The East Wind down ‘The Gorge’ rattles the windows. It is dark. My eyes are burning from no sleep. I have sat through the night beside my Auntie watching, listening. Listening to the cadence of the breathing thousands of times over. Waiting for the final gasps and then the long drawn out exhalation and then the silence. That clock will be ticking and ticking.
The thoughts run through the mind: others far and wide that go through this day in and day out…or at night. The fear of what will be. The fear of the loss. Grief. Maybe comfort that it has happened and the loved one is in a gentler place? Comfort that they are in God’s care? Hard to imagine a clinical view that they are dead and that is it.
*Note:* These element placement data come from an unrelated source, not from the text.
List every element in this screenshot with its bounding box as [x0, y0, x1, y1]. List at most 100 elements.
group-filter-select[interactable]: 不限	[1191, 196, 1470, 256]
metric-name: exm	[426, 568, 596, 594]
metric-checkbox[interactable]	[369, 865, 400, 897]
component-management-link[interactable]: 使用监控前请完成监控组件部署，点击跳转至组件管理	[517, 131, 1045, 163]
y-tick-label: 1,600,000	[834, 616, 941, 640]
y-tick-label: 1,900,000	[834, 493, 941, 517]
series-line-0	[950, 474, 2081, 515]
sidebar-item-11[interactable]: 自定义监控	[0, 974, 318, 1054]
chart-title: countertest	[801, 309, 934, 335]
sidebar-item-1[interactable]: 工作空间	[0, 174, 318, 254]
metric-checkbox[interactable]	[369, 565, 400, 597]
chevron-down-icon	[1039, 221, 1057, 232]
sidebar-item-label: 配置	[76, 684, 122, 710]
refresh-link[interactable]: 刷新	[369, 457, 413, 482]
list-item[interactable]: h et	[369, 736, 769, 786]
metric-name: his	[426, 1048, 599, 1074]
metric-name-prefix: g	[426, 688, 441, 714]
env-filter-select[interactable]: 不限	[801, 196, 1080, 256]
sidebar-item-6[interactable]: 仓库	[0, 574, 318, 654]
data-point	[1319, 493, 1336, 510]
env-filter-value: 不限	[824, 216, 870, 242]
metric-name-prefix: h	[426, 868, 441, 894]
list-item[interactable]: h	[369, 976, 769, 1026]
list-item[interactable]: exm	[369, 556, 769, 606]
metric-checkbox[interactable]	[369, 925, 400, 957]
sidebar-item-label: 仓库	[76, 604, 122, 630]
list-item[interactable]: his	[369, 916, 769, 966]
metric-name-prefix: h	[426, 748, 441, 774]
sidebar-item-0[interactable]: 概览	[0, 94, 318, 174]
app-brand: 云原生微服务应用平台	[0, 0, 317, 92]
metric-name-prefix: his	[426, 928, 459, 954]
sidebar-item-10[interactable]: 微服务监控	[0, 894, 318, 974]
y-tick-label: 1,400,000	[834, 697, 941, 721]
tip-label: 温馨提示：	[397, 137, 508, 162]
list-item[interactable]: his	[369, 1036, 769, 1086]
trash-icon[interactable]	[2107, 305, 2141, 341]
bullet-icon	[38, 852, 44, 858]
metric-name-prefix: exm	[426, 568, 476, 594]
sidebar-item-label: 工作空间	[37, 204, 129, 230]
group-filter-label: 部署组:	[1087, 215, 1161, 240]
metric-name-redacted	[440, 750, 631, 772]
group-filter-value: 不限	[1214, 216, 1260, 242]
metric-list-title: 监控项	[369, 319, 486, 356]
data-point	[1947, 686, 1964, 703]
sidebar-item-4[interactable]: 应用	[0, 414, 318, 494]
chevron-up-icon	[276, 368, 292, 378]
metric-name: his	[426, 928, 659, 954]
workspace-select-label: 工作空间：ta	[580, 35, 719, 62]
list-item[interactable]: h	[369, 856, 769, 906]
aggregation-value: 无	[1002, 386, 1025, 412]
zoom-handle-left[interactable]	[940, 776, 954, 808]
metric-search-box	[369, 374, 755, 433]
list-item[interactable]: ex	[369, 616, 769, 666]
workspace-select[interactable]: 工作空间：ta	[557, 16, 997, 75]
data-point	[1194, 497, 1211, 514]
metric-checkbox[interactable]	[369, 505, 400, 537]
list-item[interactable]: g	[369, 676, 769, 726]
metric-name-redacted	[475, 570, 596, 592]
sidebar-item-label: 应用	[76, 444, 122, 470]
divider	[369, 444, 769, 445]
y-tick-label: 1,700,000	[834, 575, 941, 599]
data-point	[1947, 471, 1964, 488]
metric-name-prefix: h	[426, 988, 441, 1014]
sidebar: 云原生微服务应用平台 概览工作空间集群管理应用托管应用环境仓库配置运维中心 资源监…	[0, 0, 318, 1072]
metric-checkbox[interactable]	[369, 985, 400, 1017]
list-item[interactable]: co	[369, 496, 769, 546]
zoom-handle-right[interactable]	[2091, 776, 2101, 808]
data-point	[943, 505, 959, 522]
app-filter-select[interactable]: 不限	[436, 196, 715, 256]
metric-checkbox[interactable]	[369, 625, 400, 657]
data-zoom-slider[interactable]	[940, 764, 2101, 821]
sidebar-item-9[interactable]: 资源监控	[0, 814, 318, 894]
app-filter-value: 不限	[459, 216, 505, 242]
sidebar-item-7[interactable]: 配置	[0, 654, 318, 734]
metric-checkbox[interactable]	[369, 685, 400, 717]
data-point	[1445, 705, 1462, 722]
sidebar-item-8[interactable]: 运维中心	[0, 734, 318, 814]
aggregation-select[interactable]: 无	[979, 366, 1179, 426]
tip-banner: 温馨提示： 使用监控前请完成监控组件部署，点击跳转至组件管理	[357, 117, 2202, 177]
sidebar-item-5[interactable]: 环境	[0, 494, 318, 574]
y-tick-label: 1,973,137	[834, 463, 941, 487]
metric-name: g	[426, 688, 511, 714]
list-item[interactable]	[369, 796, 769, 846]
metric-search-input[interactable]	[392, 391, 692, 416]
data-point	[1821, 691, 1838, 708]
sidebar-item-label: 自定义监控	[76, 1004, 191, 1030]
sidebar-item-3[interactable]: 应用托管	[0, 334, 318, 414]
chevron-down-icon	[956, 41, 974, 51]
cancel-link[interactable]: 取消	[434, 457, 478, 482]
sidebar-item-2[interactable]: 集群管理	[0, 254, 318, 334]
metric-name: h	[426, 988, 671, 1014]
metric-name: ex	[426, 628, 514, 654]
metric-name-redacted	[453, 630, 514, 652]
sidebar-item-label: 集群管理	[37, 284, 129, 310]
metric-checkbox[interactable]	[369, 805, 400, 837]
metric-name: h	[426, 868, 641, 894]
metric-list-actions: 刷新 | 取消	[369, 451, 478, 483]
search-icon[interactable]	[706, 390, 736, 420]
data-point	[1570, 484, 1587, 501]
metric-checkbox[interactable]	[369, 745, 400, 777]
This whole process begs many considerations: faith, loss, devotion, trust, science, our own vulnerability.
Also, you marvel and wonder about that spark of life that leaves so easily for some and lingers so long for others. There are those suggested generalizations offered up about the dying process always with the caveat that they vary from person to person.
I have been through this with my mom and dad. Both looked and sounded the same at the end, but followed different timelines with cancer and the aftermath of a stroke.
Regardless, for me, I am sitting here now listening to the gasping, the rattle, the slight twisting of the head as each breath is sought and expelled. I love this little 4’11” titan….my Auntie. Her name is Tillie. A very cute name for such a sweet girl.
She has struggled through the night. She is in that other place they go while ‘actively dying’. I am comforted by your prayers and support. 15 hours ago, which seems like days ago, I wrote ‘soon’. The wind still is rattling the windows. First light is near, the darkness is fading.